"The Muslim experience in modern India is that its citizens professing Islamic faith are citizens, consider themselves as such, are beneficiaries of the rights guaranteed to them by the Constitution, participate fully in the civic processes of the polity and seek correctives for their grievances within the system," Ansari said.
"There is no inclination in their ranks to resort to ideologies and practices of violence," he said while delivering a lecture at the Mohammed V University here in the Moroccan capital on the last day of his trip.

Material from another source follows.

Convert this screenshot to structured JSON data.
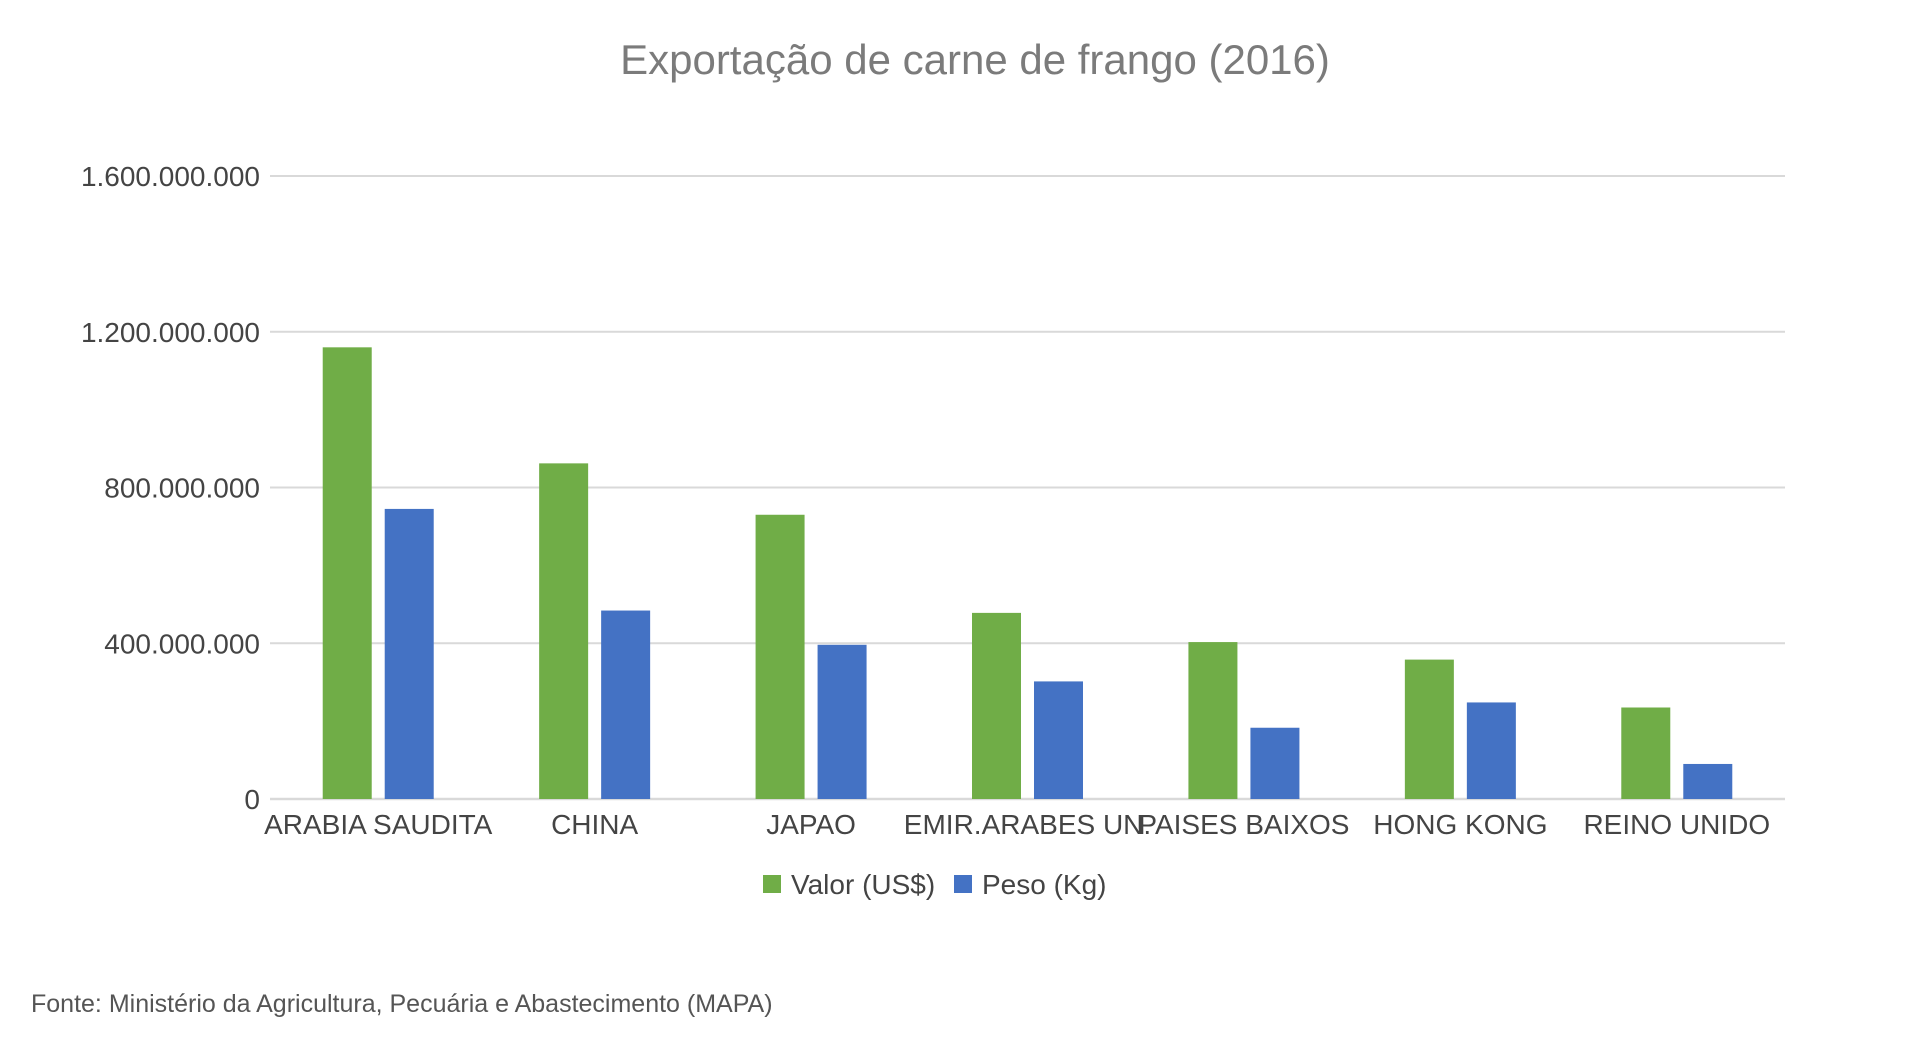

"The Indian model was of relevance to our globalising world because in India, an attempt was being made to look beyond the traditional virtue of tolerance and seek acceptance of diversity and adopt it as a civic virtue," said Ansari, who was conferred an honorary doctorate by the university.
Noting that India counts amongst its citizens the second
largest Muslim population in the world, Ansari said they are not homogenous in racial or linguistic terms and bear the impact of local cultural surroundings, in manners and customs, in varying degrees.
Muslims in India number 180 million and accounts for 14.2 per cent of the country's total population of 1.3 billion.
Ansari said that the framers of Indian Constitution had the objective of securing civic, political, economic, social and cultural rights as essential ingredients of citizenship with particular emphasis on rights of religious minorities.
"Equally relevant is the historical fact they contributed to and benefited from the civilisation of Islam in full measure. This trend continues to this day," he added.
Referring to the Sufis in different periods in history who took Islam to the masses, he said the Sufi trends sought commonalities in spiritual thinking and some Islamic precepts and many Muslim practices seeped into the interstices of the Indian society and gave expression to a broader and deeper unity of minds expressive of the Indian spiritual tradition.